Fu quindi ad Ancona che il G. dovette trascorrere la sua giovinezza, come due sue sorelle che dalle fonti catastali del 1447 risultano maritate nella Marca. Nel 1444 i provvedimenti di confino ai fiorentini condannati nel 1434 erano stati rinnovati e lo furono ancora nel 1458. Almeno dagli anni Settanta il G. tentò di rientrare a Firenze; da Napoli, dove allora si trovava per avere costituito una società con Filippo e Lorenzo Strozzi, anch'essi in esilio, scrisse una lettera, il 13 maggio 1472, a Lucrezia Tornabuoni per ricordarle la richiesta di grazia a Lorenzo de' Medici, al quale indirizzò in tal senso varie lettere fino al 1477, accompagnandole da doni di cavalli e persino di una gazzella. Il 12 e il 13 giugno 1475 chiedeva da Bologna di poter soggiornare qualche tempo a Firenze. È questa forse l'ultima testimonianza della corrispondenza del G. dall'esilio, perché il 17 marzo 1478, per intervento del Magnifico, i Consigli sospesero la pena e il G. poté rientrare a Firenze.

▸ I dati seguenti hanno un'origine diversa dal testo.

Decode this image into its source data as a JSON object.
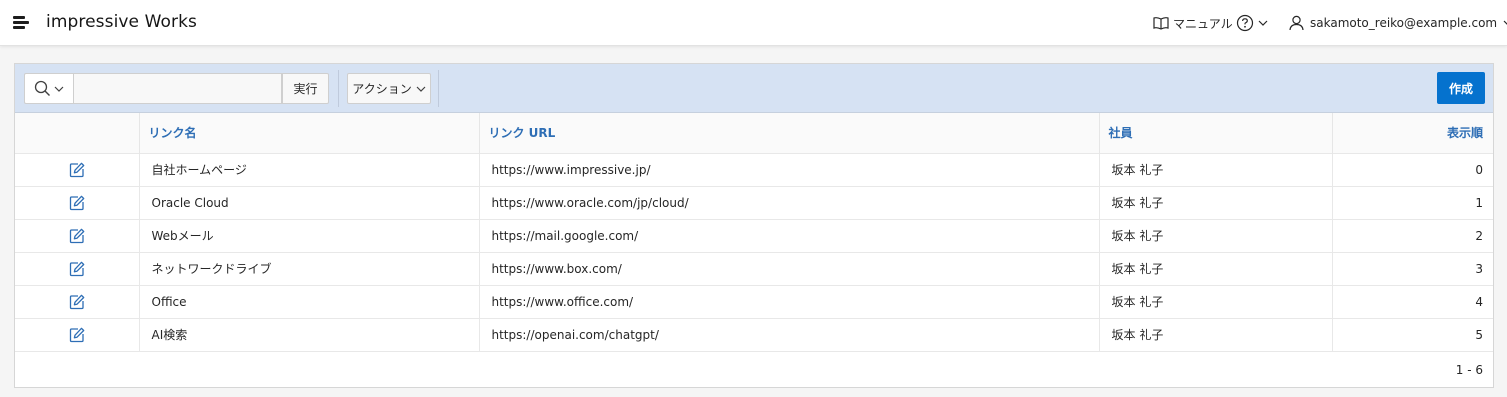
{
  "header": {
    "app_title": "impressive Works",
    "manual_label": "マニュアル",
    "user_email": "sakamoto_reiko@example.com"
  },
  "toolbar": {
    "search_value": "",
    "go_label": "実行",
    "actions_label": "アクション",
    "create_label": "作成"
  },
  "table": {
    "columns": [
      "",
      "リンク名",
      "リンク URL",
      "社員",
      "表示順"
    ],
    "rows": [
      {
        "name": "自社ホームページ",
        "url": "https://www.impressive.jp/",
        "employee": "坂本 礼子",
        "order": "0"
      },
      {
        "name": "Oracle Cloud",
        "url": "https://www.oracle.com/jp/cloud/",
        "employee": "坂本 礼子",
        "order": "1"
      },
      {
        "name": "Webメール",
        "url": "https://mail.google.com/",
        "employee": "坂本 礼子",
        "order": "2"
      },
      {
        "name": "ネットワークドライブ",
        "url": "https://www.box.com/",
        "employee": "坂本 礼子",
        "order": "3"
      },
      {
        "name": "Office",
        "url": "https://www.office.com/",
        "employee": "坂本 礼子",
        "order": "4"
      },
      {
        "name": "AI検索",
        "url": "https://openai.com/chatgpt/",
        "employee": "坂本 礼子",
        "order": "5"
      }
    ],
    "pagination": "1 - 6"
  },
  "colors": {
    "accent": "#0572ce",
    "toolbar_bg": "#d6e2f3",
    "header_link": "#2e6eb5",
    "icon": "#2e6eb5"
  },
  "icons": [
    "menu-icon",
    "book-icon",
    "help-icon",
    "chevron-down-icon",
    "user-icon",
    "search-icon",
    "edit-icon"
  ]
}
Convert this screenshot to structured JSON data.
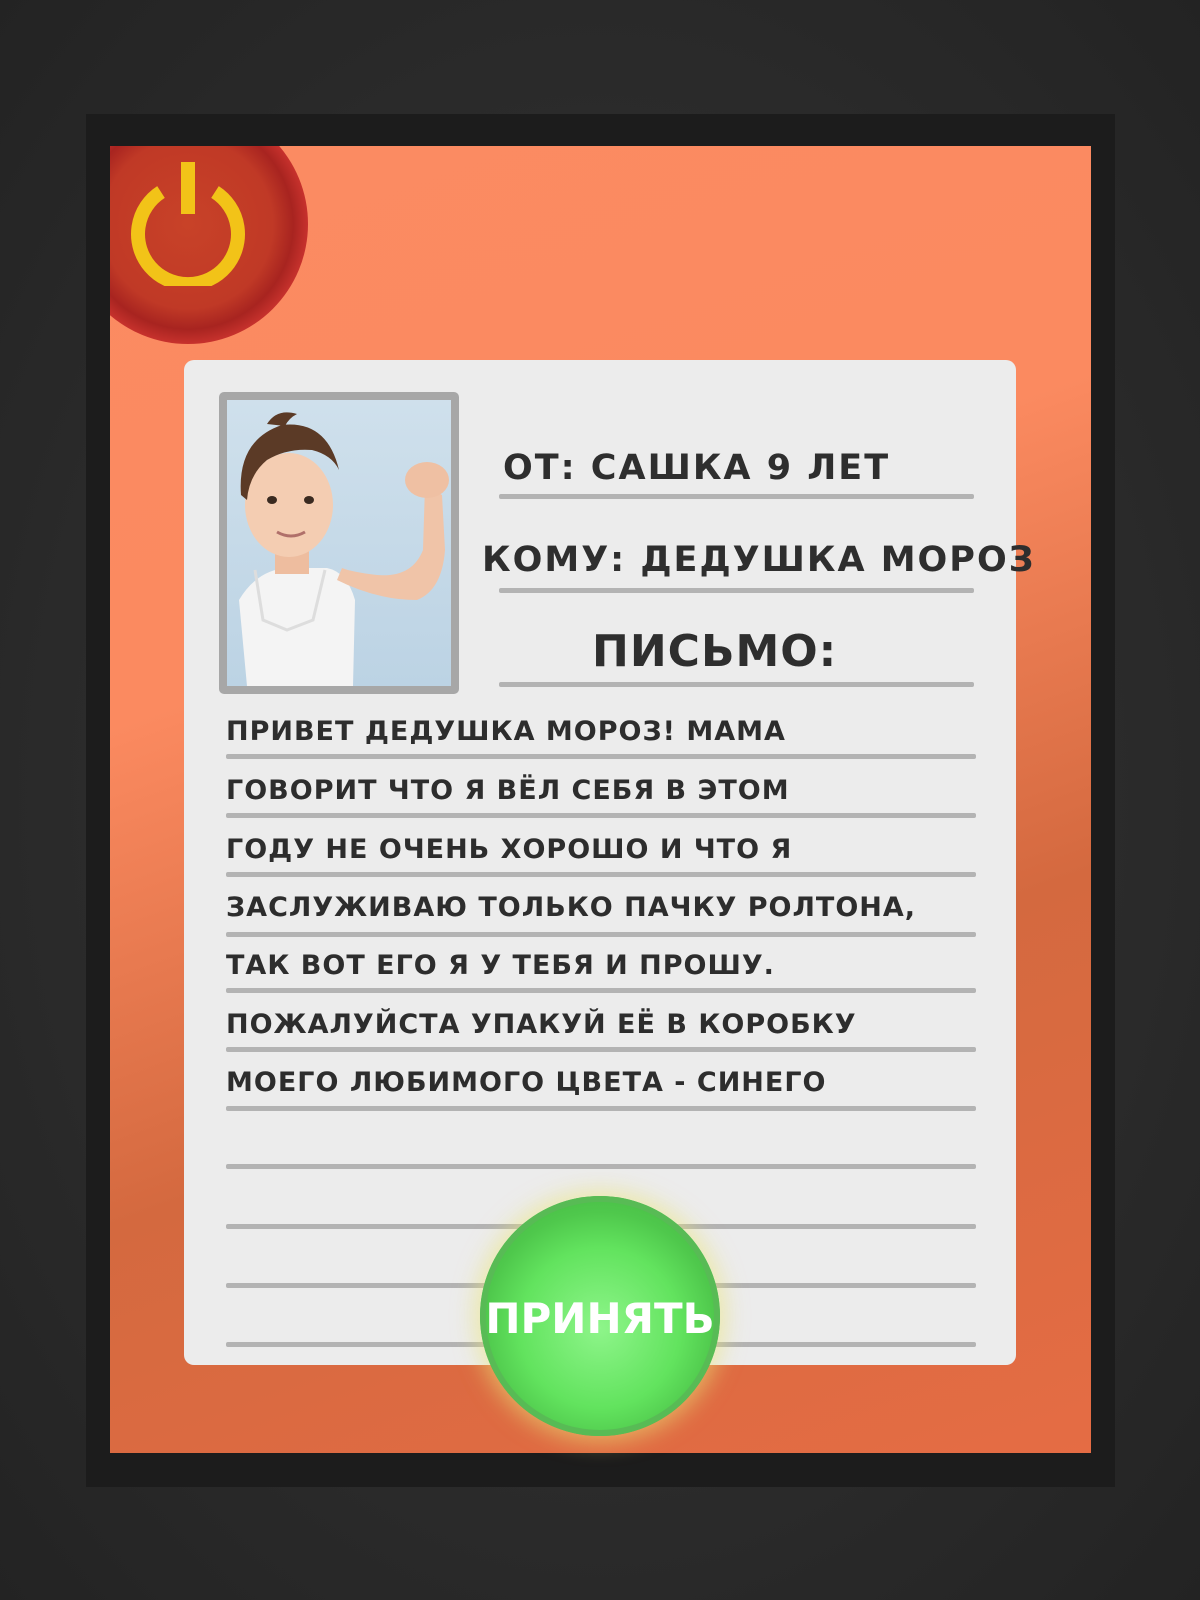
{
  "header": {
    "from_text": "ОТ: САШКА 9 ЛЕТ",
    "to_text": "КОМУ: ДЕДУШКА МОРОЗ",
    "letter_heading": "ПИСЬМО:"
  },
  "letter": {
    "lines": [
      "ПРИВЕТ ДЕДУШКА МОРОЗ! МАМА",
      "ГОВОРИТ ЧТО Я ВЁЛ СЕБЯ В ЭТОМ",
      "ГОДУ НЕ ОЧЕНЬ ХОРОШО И ЧТО Я",
      "ЗАСЛУЖИВАЮ ТОЛЬКО ПАЧКУ РОЛТОНА,",
      "ТАК ВОТ ЕГО Я У ТЕБЯ И ПРОШУ.",
      "ПОЖАЛУЙСТА УПАКУЙ ЕЁ В КОРОБКУ",
      "МОЕГО ЛЮБИМОГО ЦВЕТА - СИНЕГО"
    ]
  },
  "buttons": {
    "accept_label": "ПРИНЯТЬ",
    "power_icon": "power-icon"
  },
  "colors": {
    "background": "#fb8b62",
    "power_ring": "#f24a44",
    "power_symbol": "#f2c318",
    "accept": "#62e35e",
    "card": "#ececec"
  }
}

Nella sua città il G. tornava in condizioni economiche difficili. Dalla dichiarazione catastale, nella quale compaiono due figli illegittimi e senza dote, Lorenzo di 13 anni e Lisabetta di 8 mesi, risulta nullatenente. L'impresa commerciale di Napoli era finita per la morte di Lorenzo Strozzi (1480) e - come si evince da una lettera di Roberto Strozzi datata Pisa, 28 genn. 1488, indirizzata a Filippo Strozzi a Firenze - il G. cercava di porre rimedio agli errori compiuti dal suo socio. Egli dovette continuare a occuparsi di questioni commerciali, soprattutto nel Regno di Napoli, anche per conto di Lorenzo de' Medici, come testimoniano due lettere a lui indirizzate, scritte da Napoli il 5 maggio 1481 e il 30 nov. 1482.

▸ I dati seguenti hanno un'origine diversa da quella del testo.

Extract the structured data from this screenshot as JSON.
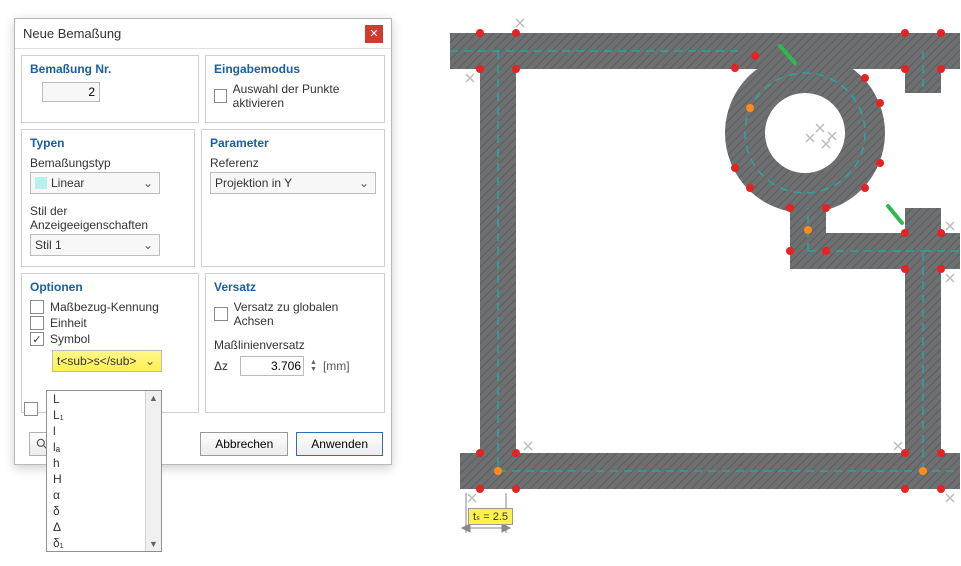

Il G. sposò Francesca di Bernardo Ridolfi tra il 1481 e il 1484: nella portata catastale del 1480 non risulta ancora sposato, mentre il 13 genn. 1485 è registrata la nascita del primo figlio, Raffaello; in seguito nacquero Nanna, Giuliano e Alessandra. Dal 1486 al 1488 dimorò nuovamente a Napoli dove era ancora in società con Filippo Strozzi, che morirà nel 1495. Solo dopo la caduta dei Medici, nel novembre del 1494, il G. entrò nella vita pubblica, quando aderì al nuovo corso istituzionale di ispirazione savonaroliana e divenne uno dei cittadini di maggiore prestigio e influenza. Il 20 genn. 1495 fu estratto per entrare nel Consiglio maggiore, l'organismo più rappresentativo del nuovo governo repubblicano, e dal 15 marzo fu dei Dodici buonuomini, una delle cariche più alte. Dal 1° agosto fu podestà di Prato e, in tale veste, si occupò del trasferimento dello Studio pisano in quella città insieme con il maestro Oliviero Arduini e con Piero di Braccio Martelli, viceprovveditore dello Studio. Alla fine del 1495 il G. iniziò un'importante e lunga ambasceria presso il re di Francia Carlo VIII, insieme con il vescovo Francesco Soderini e, in seguito, con Neri Capponi, che al momento si trovava a Lione.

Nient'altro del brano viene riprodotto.